Whitaker's receipts, bank records, and cancelled checks show checks payable to Cowboys or Whitaker for cash, but there is no clear record of how that cash was spent. Whitaker testified that receipts from Cowboys for less than $100.00, or for odd amounts, reflect cash spent on food, fuel, or other supplies. Checks or withdrawals in larger, even amounts, such as $200.00 or $300.00, were allegedly for cash to pay for labor and supplies. Whitaker also claimed that some of the cash was used to pay the principal and interest on loans.
Whitaker did not, however, use his testimony to link the explanations to specific transactions. The receipts do not indicate whether the expenses were business or personal. Much of the information is illegible and the invoices and receipts on file do not necessarily reflect a purpose or that the payment was actually made in cash.
The timecards are incomplete and only document work performed after August 2016. Sometimes they indicated a disbursement, but not whether payment was by cash or by check. Whitaker tried to describe his use of the timecards, but his general, non-specific explanations are of little use.
The documents and testimony provide some information, but they are insufficient to explain the number and amount of transactions that would support use of over $7.2 million in a 28-month period. [See Adv. ECF No. 39.]
Whitaker's post-trial brief did not help with his § 727(a)(3) defense and is similarly ineffective when analyzing § 727(a)(5). The Plaintiff's post-trial brief identifies several additional problems. [Adv. ECF No. 175.] Whitaker's receipts and timecards only support approximately $16,000.00 to $17,000.00 in expenses in December 2016, leaving over $40,000.00 in unexplained cash use. [Adv. ECF No. 88-2, Def. Exh. 71-1 (miscellaneous receipts); Adv. ECF No. 142-1, Def. Exh. 92 (K-1 lumber invoice); Adv. ECF No. 103-1, Def. Exh. 46-a (timecards).] Further, Whitaker's documents can only explain approximately $31,000.00 in expenditures in January 2017, which leaves almost $74,000.00 in unaccounted for cash. [Adv. ECF No. 88-2, Def. Exh. 71-m (miscellaneous receipts); Adv. ECF No. 102-6, Def. Exh. 45-b (time cards).] This is a material amount of unexplained cash.

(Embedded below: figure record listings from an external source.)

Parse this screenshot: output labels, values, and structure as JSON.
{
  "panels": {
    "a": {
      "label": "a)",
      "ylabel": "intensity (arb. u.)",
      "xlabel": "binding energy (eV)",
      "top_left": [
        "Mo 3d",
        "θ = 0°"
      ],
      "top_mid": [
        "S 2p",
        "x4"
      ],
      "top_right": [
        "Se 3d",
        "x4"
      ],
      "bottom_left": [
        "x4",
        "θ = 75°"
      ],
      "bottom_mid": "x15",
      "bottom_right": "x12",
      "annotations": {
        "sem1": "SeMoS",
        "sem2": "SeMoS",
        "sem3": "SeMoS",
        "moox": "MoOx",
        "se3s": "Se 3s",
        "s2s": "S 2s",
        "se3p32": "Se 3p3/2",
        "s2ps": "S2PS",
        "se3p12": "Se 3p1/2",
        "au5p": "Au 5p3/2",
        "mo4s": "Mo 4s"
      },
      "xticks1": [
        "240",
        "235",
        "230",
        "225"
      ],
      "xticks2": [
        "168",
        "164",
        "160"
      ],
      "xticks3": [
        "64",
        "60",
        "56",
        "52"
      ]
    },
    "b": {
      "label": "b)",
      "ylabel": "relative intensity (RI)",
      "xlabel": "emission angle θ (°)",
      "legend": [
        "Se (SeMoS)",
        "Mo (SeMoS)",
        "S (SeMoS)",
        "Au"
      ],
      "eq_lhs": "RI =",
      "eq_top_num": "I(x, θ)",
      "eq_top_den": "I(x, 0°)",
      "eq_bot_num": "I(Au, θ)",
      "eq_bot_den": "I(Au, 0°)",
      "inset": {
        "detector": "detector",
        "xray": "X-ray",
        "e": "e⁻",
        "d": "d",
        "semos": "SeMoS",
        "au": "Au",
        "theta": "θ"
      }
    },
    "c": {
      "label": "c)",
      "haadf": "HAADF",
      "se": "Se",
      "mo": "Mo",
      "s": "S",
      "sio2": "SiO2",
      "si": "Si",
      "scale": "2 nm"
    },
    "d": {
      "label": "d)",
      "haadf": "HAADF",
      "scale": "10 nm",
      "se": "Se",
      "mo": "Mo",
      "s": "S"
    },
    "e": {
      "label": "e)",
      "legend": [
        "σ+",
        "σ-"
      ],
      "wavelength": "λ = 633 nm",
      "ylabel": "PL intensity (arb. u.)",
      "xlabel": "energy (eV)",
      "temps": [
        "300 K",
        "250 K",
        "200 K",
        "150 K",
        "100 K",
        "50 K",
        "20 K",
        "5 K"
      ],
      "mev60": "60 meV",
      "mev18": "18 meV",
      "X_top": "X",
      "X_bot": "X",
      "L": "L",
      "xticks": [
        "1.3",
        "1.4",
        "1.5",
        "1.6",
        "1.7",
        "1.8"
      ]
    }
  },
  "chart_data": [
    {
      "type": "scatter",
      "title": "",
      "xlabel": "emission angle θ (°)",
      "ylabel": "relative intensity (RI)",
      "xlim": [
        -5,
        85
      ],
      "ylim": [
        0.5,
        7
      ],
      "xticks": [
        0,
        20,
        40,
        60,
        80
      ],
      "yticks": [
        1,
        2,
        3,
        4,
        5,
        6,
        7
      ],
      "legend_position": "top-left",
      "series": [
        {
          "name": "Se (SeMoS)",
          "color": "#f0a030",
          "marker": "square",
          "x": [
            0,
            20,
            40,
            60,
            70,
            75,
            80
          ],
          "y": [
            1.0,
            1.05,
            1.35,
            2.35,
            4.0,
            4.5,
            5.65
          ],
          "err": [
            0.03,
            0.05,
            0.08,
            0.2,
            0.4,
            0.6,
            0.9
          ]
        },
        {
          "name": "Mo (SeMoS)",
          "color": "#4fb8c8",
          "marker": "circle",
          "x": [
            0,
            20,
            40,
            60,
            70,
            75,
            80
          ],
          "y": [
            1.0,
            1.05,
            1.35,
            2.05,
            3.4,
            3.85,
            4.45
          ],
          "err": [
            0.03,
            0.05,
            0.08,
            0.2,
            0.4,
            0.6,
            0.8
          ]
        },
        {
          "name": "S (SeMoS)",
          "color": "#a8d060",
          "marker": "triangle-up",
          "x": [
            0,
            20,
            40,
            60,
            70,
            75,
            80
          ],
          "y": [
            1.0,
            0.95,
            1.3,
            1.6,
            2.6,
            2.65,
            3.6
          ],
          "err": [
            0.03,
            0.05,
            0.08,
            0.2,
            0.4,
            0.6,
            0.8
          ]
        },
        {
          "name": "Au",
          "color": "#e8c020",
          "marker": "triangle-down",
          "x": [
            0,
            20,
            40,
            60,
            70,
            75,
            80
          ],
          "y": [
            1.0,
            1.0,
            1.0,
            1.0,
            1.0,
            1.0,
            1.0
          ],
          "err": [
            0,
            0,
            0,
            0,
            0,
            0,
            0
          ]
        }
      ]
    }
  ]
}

The Court conducted its own independent examination of Whitaker's records post-trial to give him every chance at a discharge. The Court examined the records related to May 2016 to try to reconcile the exhibits and testimony.
In May 2016, Whitaker made purchases from, or wrote checks to, Cowboys totaling $1,633.01. [Adv. ECF No. 128-3, Plf. Exh. 3.] But when receipts are compared to expenditures, there is still $1,050.00 in unexplained cash. [Adv. ECF No. 160-1, Def. Exh. 96-d.] Whitaker also has not maintained or produced any documents to explain approximately $15,000.00 in cash withdrawn from his bank accounts during May 2016. [Adv. ECF No. 160-1, Def. Exh. 96-c.] All of these amounts derive from money Whitaker obtained by cashing checks from the business made out to himself. [Adv. ECF No. 128-1.]